I think in terms of South Kensington, that station is relatively close to Kensington AND Footscray. If an individual is using any form of transport other than walking to get to their local station, it would be one of those two (bus routes pass through, more parking, etc)… The only ones going to South Kensington would be those walking to the station – the locals.

I had a go at calculating my line (Craigieburn) against another (Glen Waverley) just out of curiosity of which line has more commuters overall. By ignoring all stations where more than one line passes through, the Craigieburn line has an estimated 31,459 passengers per weekday. Dividing by the 14 stations (not counting Coolaroo) on that line, that’s an average of 2,247 passengers per station. Glen Waverley on the other hand (from Heyington onward) has an estimated 24,862, divided by the 12 stations on that portion of the line, is only 2,072… I also see a number of fare evaders along the Craigieburn line as there are quite a few stations with shopping centres nearby and many passengers travel the 1-4 stops to get there without validating.

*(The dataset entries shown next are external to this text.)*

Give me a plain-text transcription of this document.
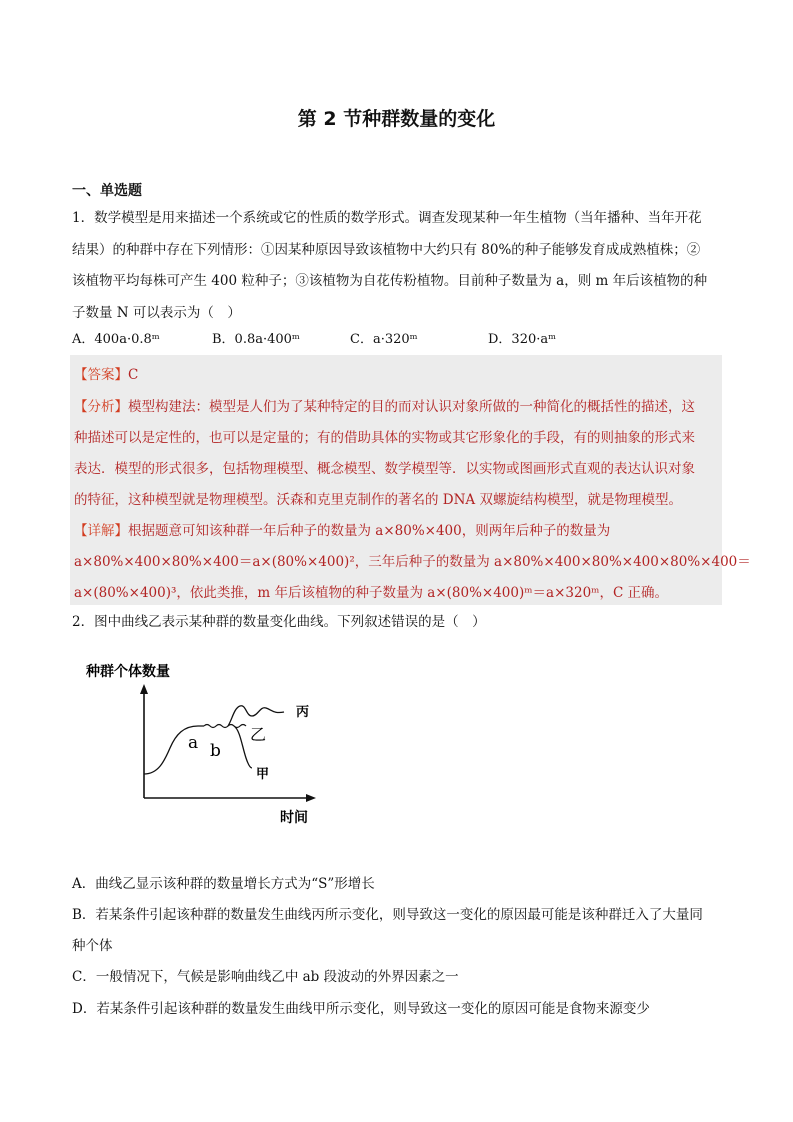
第 2 节种群数量的变化
一、单选题

1．数学模型是用来描述一个系统或它的性质的数学形式。调查发现某种一年生植物（当年播种、当年开花

结果）的种群中存在下列情形：①因某种原因导致该植物中大约只有 80%的种子能够发育成成熟植株；②

该植物平均每株可产生 400 粒种子；③该植物为自花传粉植物。目前种子数量为 a，则 m 年后该植物的种

子数量 N 可以表示为（　）

A．400a·0.8ᵐ	B．0.8a·400ᵐ	C．a·320ᵐ	D．320·aᵐ
【答案】C
【分析】模型构建法：模型是人们为了某种特定的目的而对认识对象所做的一种简化的概括性的描述，这
种描述可以是定性的，也可以是定量的；有的借助具体的实物或其它形象化的手段，有的则抽象的形式来
表达．模型的形式很多，包括物理模型、概念模型、数学模型等．以实物或图画形式直观的表达认识对象
的特征，这种模型就是物理模型。沃森和克里克制作的著名的 DNA 双螺旋结构模型，就是物理模型。
【详解】根据题意可知该种群一年后种子的数量为 a×80%×400，则两年后种子的数量为
a×80%×400×80%×400＝a×(80%×400)²，三年后种子的数量为 a×80%×400×80%×400×80%×400＝
a×(80%×400)³，依此类推，m 年后该植物的种子数量为 a×(80%×400)ᵐ＝a×320ᵐ，C 正确。
2．图中曲线乙表示某种群的数量变化曲线。下列叙述错误的是（　）
种群个体数量
时间
丙
乙
甲
a b
A．曲线乙显示该种群的数量增长方式为“S”形增长
B．若某条件引起该种群的数量发生曲线丙所示变化，则导致这一变化的原因最可能是该种群迁入了大量同
种个体
C．一般情况下，气候是影响曲线乙中 ab 段波动的外界因素之一
D．若某条件引起该种群的数量发生曲线甲所示变化，则导致这一变化的原因可能是食物来源变少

I’ve always wondered what would change with the Upfield line patronage if they (finally) connected Upfield to Roxburgh Park (and therefore Craigieburn). I know a number of people who work around the Upfield line who live around Craigieburn, so surely that access would do something. It’d be interesting to see how many passengers from Roxburgh Park and Craigieburn would simply catch the first available train (assuming one would leave every 10 minutes with one going down through Upfield and the other it’s normal route) or would wait for a specific train.


Why is Zone 2 not removed completely and why is it that people whom travel further by public transport into the city instead of clogging the roads with their cars are they punished at least $10 a day to come in and out of the city.

When do you believe public transport rationalization will be bought seriously into the carbon solution mix.